Why this on a blog about type 2 diabetes? Because I have a family member that has this. Even though there is a lot of misinformation (doesn't this sound familiar), there is a lot of good information available. The rule we use in discussions of diabetes of “what works for you, may not work for me” applies here as well. Not every solution will work for everyone.
The comparison between hypoglycemia and diabetes reveals many common similarities. While definitely not the same, both have no special diets available, although there are many who claim otherwise, and both have many people promoting their treatments as the only way. The largest difference is there is no gain to be had by the big pharmaceutical companies and as such hypoglycemia has no large research studies to define it or few ways to educate the medical community. See an endocrinologist for the greater chance of correct diagnosis.
Although this has not been conclusively proven, there appears to be several types of hyperglycemia. Reactive hypoglycemia and hypoglycemia are generally used interchangeably although they may not be identically the same and symptoms normally appear within four hours after eating. Food reactive hypoglycemia generally occurs at the start of eating and the quantity of insulin exceeds the need. And fasting hypoglycemia occurs when food is not eaten for what ever reason, illness is often the culprit. As of yet no genetic or DNA markers have been identified to hypoglycemia,
What are the symptoms? Some of them are:
- having trouble sleeping for nights on end or insomnia
- personality changes rapidly
- always hungry for something sweet
- doctor says there is nothing wrong – I advise seeing an endocrinologist
- blurred vision
- heavy sweating
There are many good sites available. I highly recommend the first two sites. .

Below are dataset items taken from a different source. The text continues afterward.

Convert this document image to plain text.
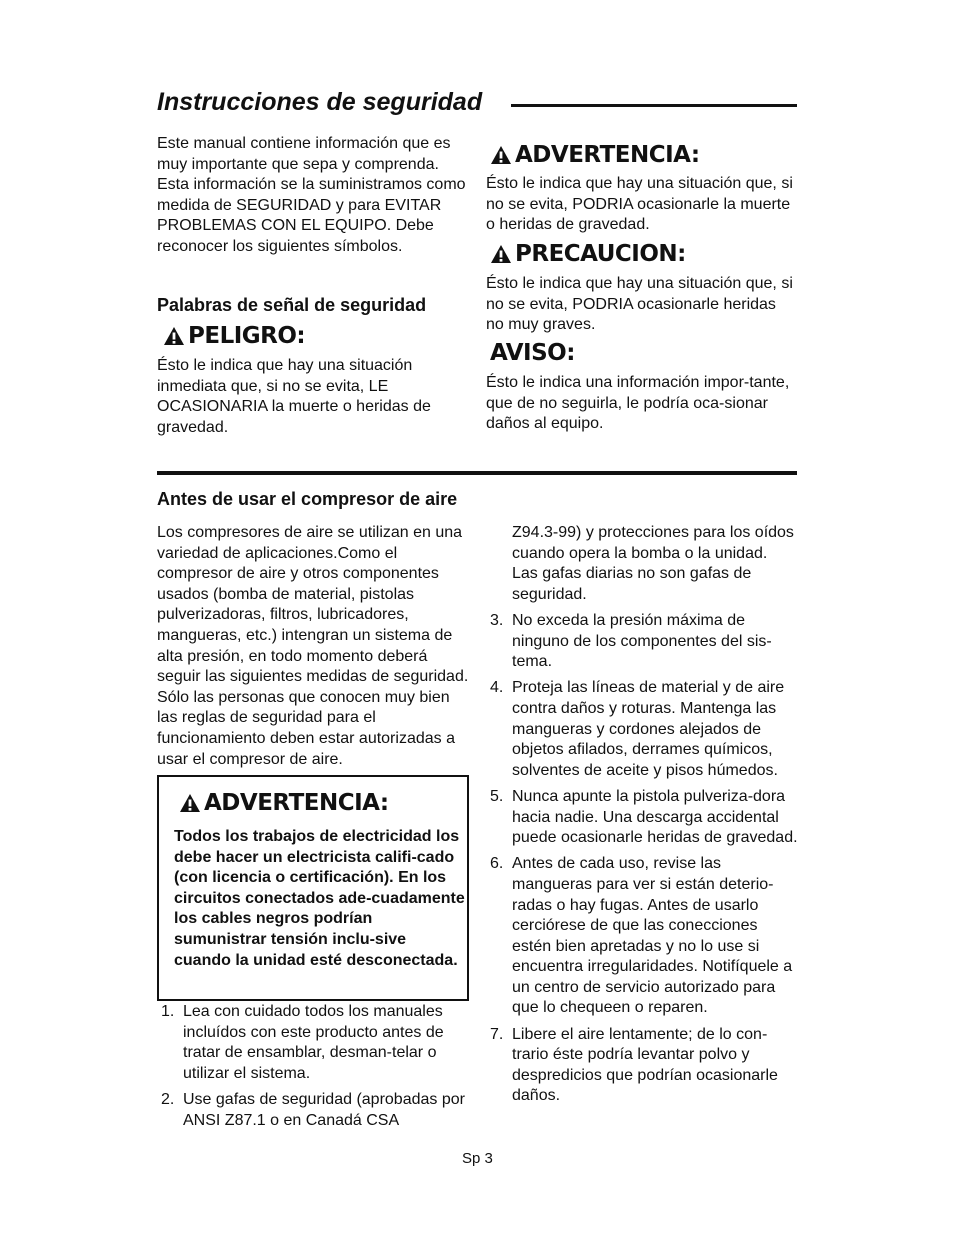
Instrucciones de seguridad

Este manual contiene información que es muy importante que sepa y comprenda. Esta información se la suministramos como medida de SEGURIDAD y para EVITAR PROBLEMAS CON EL EQUIPO. Debe reconocer los siguientes símbolos.

Palabras de señal de seguridad
PELIGRO:
Ésto le indica que hay una situación inmediata que, si no se evita, LE OCASIONARIA la muerte o heridas de gravedad.
ADVERTENCIA:
Ésto le indica que hay una situación que, si no se evita, PODRIA ocasionarle la muerte o heridas de gravedad.
PRECAUCION:
Ésto le indica que hay una situación que, si no se evita, PODRIA ocasionarle heridas no muy graves.
AVISO:
Ésto le indica una información impor-tante, que de no seguirla, le podría oca-sionar daños al equipo.
Antes de usar el compresor de aire
Los compresores de aire se utilizan en una variedad de aplicaciones.Como el compresor de aire y otros componentes usados (bomba de material, pistolas pulverizadoras, filtros, lubricadores, mangueras, etc.) intengran un sistema de alta presión, en todo momento deberá seguir las siguientes medidas de seguridad. Sólo las personas que conocen muy bien las reglas de seguridad para el funcionamiento deben estar autorizadas a usar el compresor de aire.
ADVERTENCIA:
Todos los trabajos de electricidad los debe hacer un electricista califi-cado (con licencia o certificación). En los circuitos conectados ade-cuadamente los cables negros podrían sumunistrar tensión inclu-sive cuando la unidad esté desconectada.
1. Lea con cuidado todos los manuales incluídos con este producto antes de tratar de ensamblar, desman-telar o utilizar el sistema.
2. Use gafas de seguridad (aprobadas por ANSI Z87.1 o en Canadá CSA
Z94.3-99) y protecciones para los oídos cuando opera la bomba o la unidad. Las gafas diarias no son gafas de seguridad.
3. No exceda la presión máxima de ninguno de los componentes del sis-tema.
4. Proteja las líneas de material y de aire contra daños y roturas. Mantenga las mangueras y cordones alejados de objetos afilados, derrames químicos, solventes de aceite y pisos húmedos.
5. Nunca apunte la pistola pulveriza-dora hacia nadie. Una descarga accidental puede ocasionarle heridas de gravedad.
6. Antes de cada uso, revise las mangueras para ver si están deterio-radas o hay fugas. Antes de usarlo cerciórese de que las conecciones estén bien apretadas y no lo use si encuentra irregularidades. Notifíquele a un centro de servicio autorizado para que lo chequeen o reparen.
7. Libere el aire lentamente; de lo con-trario éste podría levantar polvo y despredicios que podrían ocasionarle daños.
Sp 3
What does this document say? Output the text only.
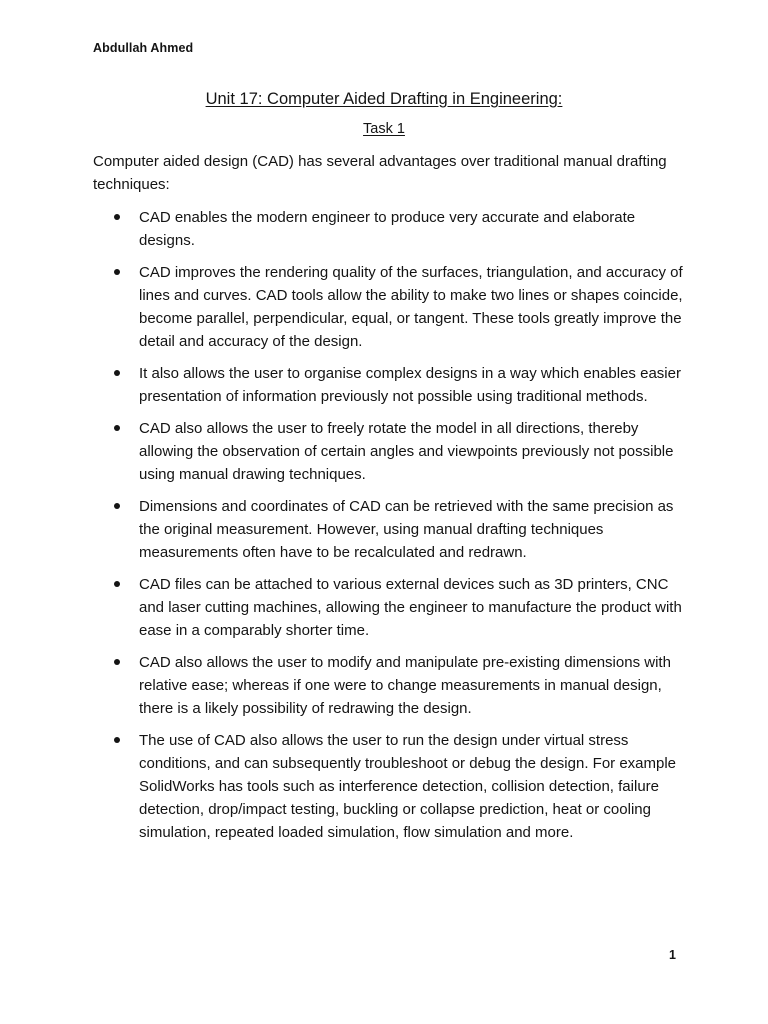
Abdullah Ahmed
Unit 17: Computer Aided Drafting in Engineering:
Task 1
Computer aided design (CAD) has several advantages over traditional manual drafting techniques:
CAD enables the modern engineer to produce very accurate and elaborate designs.
CAD improves the rendering quality of the surfaces, triangulation, and accuracy of lines and curves. CAD tools allow the ability to make two lines or shapes coincide, become parallel, perpendicular, equal, or tangent. These tools greatly improve the detail and accuracy of the design.
It also allows the user to organise complex designs in a way which enables easier presentation of information previously not possible using traditional methods.
CAD also allows the user to freely rotate the model in all directions, thereby allowing the observation of certain angles and viewpoints previously not possible using manual drawing techniques.
Dimensions and coordinates of CAD can be retrieved with the same precision as the original measurement. However, using manual drafting techniques measurements often have to be recalculated and redrawn.
CAD files can be attached to various external devices such as 3D printers, CNC and laser cutting machines, allowing the engineer to manufacture the product with ease in a comparably shorter time.
CAD also allows the user to modify and manipulate pre-existing dimensions with relative ease; whereas if one were to change measurements in manual design, there is a likely possibility of redrawing the design.
The use of CAD also allows the user to run the design under virtual stress conditions, and can subsequently troubleshoot or debug the design. For example SolidWorks has tools such as interference detection, collision detection, failure detection, drop/impact testing, buckling or collapse prediction, heat or cooling simulation, repeated loaded simulation, flow simulation and more.
1
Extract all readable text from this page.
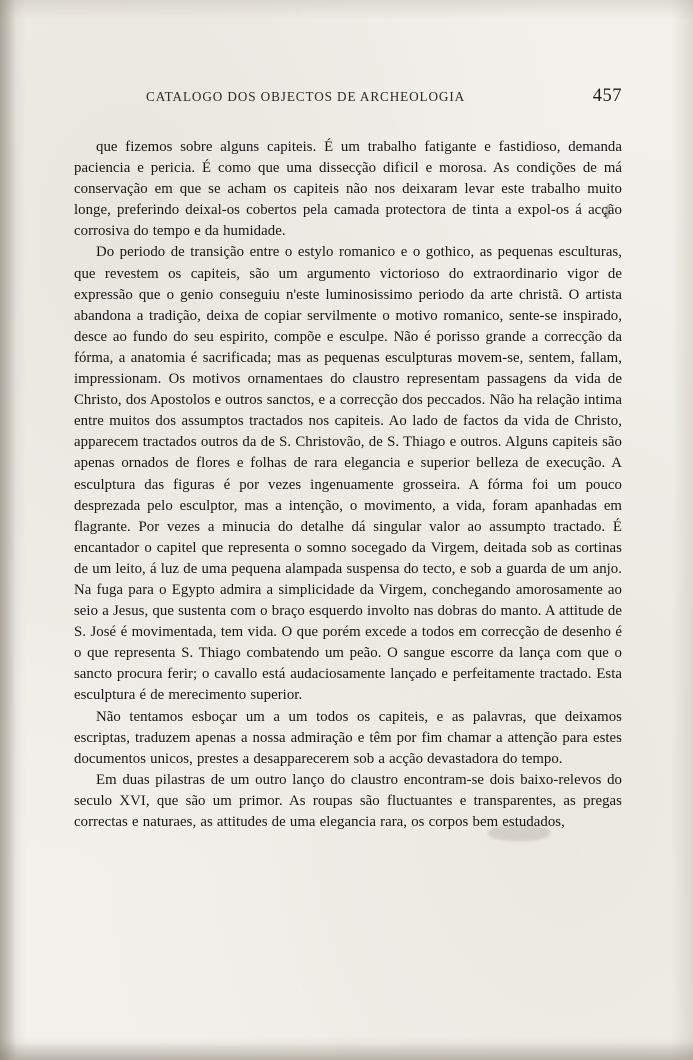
CATALOGO DOS OBJECTOS DE ARCHEOLOGIA	457

que fizemos sobre alguns capiteis. É um trabalho fatigante e fastidioso, demanda paciencia e pericia. É como que uma dissecção dificil e morosa. As condições de má conservação em que se acham os capiteis não nos deixaram levar este trabalho muito longe, preferindo deixal-os cobertos pela camada protectora de tinta a expol-os á acção corrosiva do tempo e da humidade.

Do periodo de transição entre o estylo romanico e o gothico, as pequenas esculturas, que revestem os capiteis, são um argumento victorioso do extraordinario vigor de expressão que o genio conseguiu n'este luminosissimo periodo da arte christã. O artista abandona a tradição, deixa de copiar servilmente o motivo romanico, sente-se inspirado, desce ao fundo do seu espirito, compõe e esculpe. Não é porisso grande a correcção da fórma, a anatomia é sacrificada; mas as pequenas esculpturas movem-se, sentem, fallam, impressionam. Os motivos ornamentaes do claustro representam passagens da vida de Christo, dos Apostolos e outros sanctos, e a correcção dos peccados. Não ha relação intima entre muitos dos assumptos tractados nos capiteis. Ao lado de factos da vida de Christo, apparecem tractados outros da de S. Christovão, de S. Thiago e outros. Alguns capiteis são apenas ornados de flores e folhas de rara elegancia e superior belleza de execução. A esculptura das figuras é por vezes ingenuamente grosseira. A fórma foi um pouco desprezada pelo esculptor, mas a intenção, o movimento, a vida, foram apanhadas em flagrante. Por vezes a minucia do detalhe dá singular valor ao assumpto tractado. É encantador o capitel que representa o somno socegado da Virgem, deitada sob as cortinas de um leito, á luz de uma pequena alampada suspensa do tecto, e sob a guarda de um anjo. Na fuga para o Egypto admira a simplicidade da Virgem, conchegando amorosamente ao seio a Jesus, que sustenta com o braço esquerdo involto nas dobras do manto. A attitude de S. José é movimentada, tem vida. O que porém excede a todos em correcção de desenho é o que representa S. Thiago combatendo um peão. O sangue escorre da lança com que o sancto procura ferir; o cavallo está audaciosamente lançado e perfeitamente tractado. Esta esculptura é de merecimento superior.

Não tentamos esboçar um a um todos os capiteis, e as palavras, que deixamos escriptas, traduzem apenas a nossa admiração e têm por fim chamar a attenção para estes documentos unicos, prestes a desapparecerem sob a acção devastadora do tempo.

Em duas pilastras de um outro lanço do claustro encontram-se dois baixo-relevos do seculo XVI, que são um primor. As roupas são fluctuantes e transparentes, as pregas correctas e naturaes, as attitudes de uma elegancia rara, os corpos bem estudados,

1.Site one Lots of pages to explore. Take time to read the surveys page.
2.Site two Many more pages to explore.
For more sites and to do your own research type “reactive hypoglycemia” into a search engine and read. Many sites do not properly reflect a proper separation from diabetes and hypoglycemia in diabetes. Hopefully, I have presented a diverse group of sites to show that there are many sides to the discussion and that one size does not fit all.
While many still claim that hypoglycemia is not related to diabetes, many former patients do develop diabetes later in life and many have family members or relatives with diabetes, Others say that people with hypoglycemia do not develop coma, but sites four and eight above shows that it does need to be seriously considered.
I may have raised more questions than I have answered, but there is still much that needs to be learned about hypoglycemia, its variants, and control with nutrition. Good progress is being made and more needs to be done.